Sapo cansado

quarta-feira, 20 de maio de 2015

O que faz o sapo pular, diz a lenda, é a necessidade. Cara gordinha, jeito folgado, perna cumprida, fica ali sentadão, por horas, em torno da luz, esperando um inseto dar mole...

Personagem comum aos contos de fada, sapos viram príncipes e alucinam princesas, os sapos estão por aí, cansados de serem negligenciados; pior, cansados de serem tratados como sapos.

Cada vez que uma crise se anuncia, renovam-se as esperanças, dentro de mim, de que esse monte de sapo espalhado por nossas lojas, empresas e repartições públicas pulem. Pulem pra fora na direção exata de empresas que consigam vê-los como príncipes.

A crise tem o poder de transformar sapos em príncipes e príncipes em sapos, ou seja, a crise inverte valores que jamais deveriam ter sido invertidos, vendedores voltam a ser vendedores, e consumidores, voltam a ser príncipes.

É claro e evidente que não são todas as lojas, vendedores e marcas que olham e creem que consumidores são como sapos cansados, mas vamos combinar, estes estão por toda parte.

Vendedores, processos, sites, procedimentos, pessoas, ainda tem muita coisa o que melhorar e se vivermos em estado de desenvolvimento, seremos sempre vítimas de nossa própria arrogância, achando que prosperamos por mérito e não por inércia do mercado. 

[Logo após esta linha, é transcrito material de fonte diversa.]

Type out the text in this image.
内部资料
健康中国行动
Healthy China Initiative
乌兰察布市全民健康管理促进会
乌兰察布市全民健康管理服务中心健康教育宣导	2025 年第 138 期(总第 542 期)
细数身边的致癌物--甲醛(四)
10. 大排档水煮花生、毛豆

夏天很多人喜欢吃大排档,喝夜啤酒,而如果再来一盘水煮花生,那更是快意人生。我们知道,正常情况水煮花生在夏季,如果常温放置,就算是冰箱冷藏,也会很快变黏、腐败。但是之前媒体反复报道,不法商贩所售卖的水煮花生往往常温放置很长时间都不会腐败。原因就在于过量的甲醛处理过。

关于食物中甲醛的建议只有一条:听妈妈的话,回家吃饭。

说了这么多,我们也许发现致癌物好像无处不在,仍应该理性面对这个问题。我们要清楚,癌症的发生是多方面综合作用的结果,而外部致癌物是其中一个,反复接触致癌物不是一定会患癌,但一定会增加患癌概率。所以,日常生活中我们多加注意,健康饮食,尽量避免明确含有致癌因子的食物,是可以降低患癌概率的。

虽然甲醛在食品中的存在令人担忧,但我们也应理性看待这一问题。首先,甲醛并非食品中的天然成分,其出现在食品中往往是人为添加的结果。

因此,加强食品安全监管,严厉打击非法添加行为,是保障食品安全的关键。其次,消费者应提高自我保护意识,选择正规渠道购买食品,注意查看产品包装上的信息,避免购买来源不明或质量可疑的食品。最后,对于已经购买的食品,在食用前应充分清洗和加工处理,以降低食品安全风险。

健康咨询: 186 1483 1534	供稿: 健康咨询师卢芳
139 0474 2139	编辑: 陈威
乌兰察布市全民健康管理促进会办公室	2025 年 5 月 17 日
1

É indiscutível que muitos negócios, pessoas, sites e ven-de-do-res obtêm crescimento por pura inércia mercadológica ou ausência de concorrência, ou ainda por pertencerem a uma marca nacional mais forte que a gestão local ou a um domínio mais inteligente que a ergonomia do site, e é claro, um produto melhor que o intermediário de venda. 

Tudo isso ainda termina em bons resultados, quando o universo sopra a favor, mas quando o universo conspira negativamente ou vento sopra contra, aí, tudo muda...

A crise tem o poder de higienizar o mercado, a crise vai afetar mais fortemente todos os despreparados, os que não gostam do que fazem, os que se veem acima de quem é atendido, os que têm arrogância acima do cérebro, coração ou atitude, e a processos que tratem consumidores como mais um.

A crise apaga luzes e empurra naturalmente mais sapos para menos postes.

Na crise o dinheiro ganha valor, o que faz com que consumidores se sintam com mais valor e consequentemente exijam ser mais valorizados. Processos, pessoas e marcas precisam olhar para dentro e buscar respostas sobre o que elas estão fazendo no caminho de perpetuar um conceito onde o consumidor ganhe destaque e posicione-se acima de qualquer outro valor, inclusive, lucro de curto prazo.

Lojas ainda insistem em olhar para consumidores como mais um. Mesmo diante da milésima venda da empresa, a centésima venda do vendedor, é preciso atentar que esta pode ser a primeira compra do cliente, ou ainda pior, a terceira ou quarta do cliente, momento em que o cliente já tem maior segurança e parâmetros para lidar e, principalmente, reagir à má venda.

Vendedores, processos e marcas precisam cuidar do acolhimento do comprador e parar de acreditar que o consumidor pertence a eles. Consumidores são entidades livres, etéreas, que não podem ser presos, confinados, apenas atraídos. Eles sobrevoam e jamais pousam, assim cabe a nós agradá-los, jamais agarrá-los. 

Cadastros insuportáveis em lojas e sites, em vez de conversas de sondagem, ainda marcam o que deveria ser um “seja bem-vindo”, e assim consumidores são tratados como sapos em vez de príncipes. 

Quem ainda acredita que no conto de fadas o sapo que recebe o beijo é o vendedor ou a empresa, ainda não entendeu nada. Nós, que vendemos, temos por princípio fé e prazer em beijar sapos e transformá-los em príncipes, reis... Vossa alteza é, e sempre será, o consumidor e nada como uma crise para fazer o sapo pular, de loja em loja, de marca em marca, de vendedor em vendedor, em busca de beijos... Prepare seu batom, o sapo está pulando e cada vez mais.

“Roberto Mendes é publicitário, especialista em marketing pelo Instituto de Administração e Gerência da PUC/RJ, professor titular da Universidade Candido Mendes e sócio da Target Comunicação.”